The 50/50 booking robs you fans of dreaming; it robs you fans of fantasizing; and robs you of being truly and deeply passionate about pro wrestling. You will NEVER remember or be fully invested in ANY of the storylines of this generation (or the last twenty years) because they have no emotional value. The matches they build up for a pay per view have been seen dozens of times leading into the event – thus not giving you anything to want or need. Wins and Losses (although pre-determined) mean nothing to the value of the performer, because 50/50 booking forces them to share the equity without there ever being a decisive victor and loser in the feud.

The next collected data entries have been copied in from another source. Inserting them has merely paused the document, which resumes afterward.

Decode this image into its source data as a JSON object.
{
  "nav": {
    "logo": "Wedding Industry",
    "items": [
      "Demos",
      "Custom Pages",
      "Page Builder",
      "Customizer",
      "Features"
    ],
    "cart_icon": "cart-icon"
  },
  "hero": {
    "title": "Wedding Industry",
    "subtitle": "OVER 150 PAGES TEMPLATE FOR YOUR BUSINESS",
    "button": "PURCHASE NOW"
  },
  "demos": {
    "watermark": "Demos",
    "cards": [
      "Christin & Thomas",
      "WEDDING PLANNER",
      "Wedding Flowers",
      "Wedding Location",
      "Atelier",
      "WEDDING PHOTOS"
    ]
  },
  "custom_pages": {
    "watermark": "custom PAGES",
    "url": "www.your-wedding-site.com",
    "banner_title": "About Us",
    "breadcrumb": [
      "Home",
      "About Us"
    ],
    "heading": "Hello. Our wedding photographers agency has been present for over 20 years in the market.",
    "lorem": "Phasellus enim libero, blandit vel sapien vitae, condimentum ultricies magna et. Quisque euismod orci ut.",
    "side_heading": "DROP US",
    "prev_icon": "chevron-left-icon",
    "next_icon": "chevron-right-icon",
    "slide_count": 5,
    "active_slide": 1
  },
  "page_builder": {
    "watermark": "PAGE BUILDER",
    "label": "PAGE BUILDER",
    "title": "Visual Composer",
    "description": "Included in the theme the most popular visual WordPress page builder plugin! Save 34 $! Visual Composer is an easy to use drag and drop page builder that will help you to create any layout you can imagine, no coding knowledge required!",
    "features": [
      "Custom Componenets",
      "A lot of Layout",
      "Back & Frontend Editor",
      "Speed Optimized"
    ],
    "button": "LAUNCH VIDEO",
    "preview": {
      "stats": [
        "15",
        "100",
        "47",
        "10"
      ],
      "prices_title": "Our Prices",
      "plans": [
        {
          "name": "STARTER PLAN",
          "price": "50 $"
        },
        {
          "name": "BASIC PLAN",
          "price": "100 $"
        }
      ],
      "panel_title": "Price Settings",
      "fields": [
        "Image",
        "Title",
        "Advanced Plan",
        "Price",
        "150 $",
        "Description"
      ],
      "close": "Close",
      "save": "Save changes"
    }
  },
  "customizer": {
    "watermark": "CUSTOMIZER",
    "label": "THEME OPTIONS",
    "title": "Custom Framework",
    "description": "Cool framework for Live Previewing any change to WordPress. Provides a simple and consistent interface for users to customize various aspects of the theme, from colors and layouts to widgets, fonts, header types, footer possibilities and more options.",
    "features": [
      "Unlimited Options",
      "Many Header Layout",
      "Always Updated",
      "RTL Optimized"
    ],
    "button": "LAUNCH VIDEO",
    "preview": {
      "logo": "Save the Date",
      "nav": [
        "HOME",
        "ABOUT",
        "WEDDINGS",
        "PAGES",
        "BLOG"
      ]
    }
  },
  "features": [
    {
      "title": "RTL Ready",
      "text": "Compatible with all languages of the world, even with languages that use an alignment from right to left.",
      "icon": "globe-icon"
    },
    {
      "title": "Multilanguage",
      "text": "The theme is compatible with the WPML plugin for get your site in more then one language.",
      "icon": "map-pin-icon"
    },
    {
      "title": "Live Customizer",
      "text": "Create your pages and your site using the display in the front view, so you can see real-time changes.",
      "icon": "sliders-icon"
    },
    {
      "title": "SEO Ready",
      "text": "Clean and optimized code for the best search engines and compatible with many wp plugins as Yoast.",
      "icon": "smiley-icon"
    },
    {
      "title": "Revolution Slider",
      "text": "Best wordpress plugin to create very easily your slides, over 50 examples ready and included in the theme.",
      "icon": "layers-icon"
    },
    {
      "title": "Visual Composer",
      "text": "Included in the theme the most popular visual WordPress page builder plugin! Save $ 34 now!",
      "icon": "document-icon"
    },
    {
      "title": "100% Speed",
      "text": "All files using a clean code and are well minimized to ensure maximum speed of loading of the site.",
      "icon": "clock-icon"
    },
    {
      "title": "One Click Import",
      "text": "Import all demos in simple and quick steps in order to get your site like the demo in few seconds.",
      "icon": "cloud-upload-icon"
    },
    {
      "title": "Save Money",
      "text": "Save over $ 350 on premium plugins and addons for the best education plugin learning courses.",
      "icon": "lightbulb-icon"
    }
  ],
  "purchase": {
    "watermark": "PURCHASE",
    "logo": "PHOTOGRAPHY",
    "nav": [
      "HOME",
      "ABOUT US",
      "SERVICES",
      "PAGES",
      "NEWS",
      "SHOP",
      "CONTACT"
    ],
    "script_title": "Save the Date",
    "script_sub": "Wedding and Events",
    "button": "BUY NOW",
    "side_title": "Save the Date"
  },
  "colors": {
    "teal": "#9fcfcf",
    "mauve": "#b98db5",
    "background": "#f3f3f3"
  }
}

The wrestling business died with the nWo and DX – the two last great pro wrestling stories ever told.


So why is Ultimate Warrior vs Tully Blanchard so important?

Because it is a match that should have never happened; it was a fantasy someone had; and, it gave the fans something they’ve never seen and allowed them to get lost in the art. The business can be THIS again and still maintain its profitability, but the WWE needs to re-program the minds of their viewers. Why not? They’ve done it before…and it got us HERE.

I’d love to hear your feedback with your thoughts on the match! Share them in the comments section and with me on Twitter @DieHardDerekG


1 Comment »

  1. I love your article and the match you posted with it. I’m 49 years old and a long time follower of wrestling. By watching this match you just have to take a look at the electricity in the building, the crowd really went bananas. Nowadays we are getting the ‘you deserve it’ and ‘this is awesome’ chants and guys with limited movesets are being booed out of the building. Roman Reigns would have been a huge star in the golden era of pro wrestling and people like Warrior, Andre the Giant etc. would not have been accepted by the ‘you deserve it / indy style’ fans of today.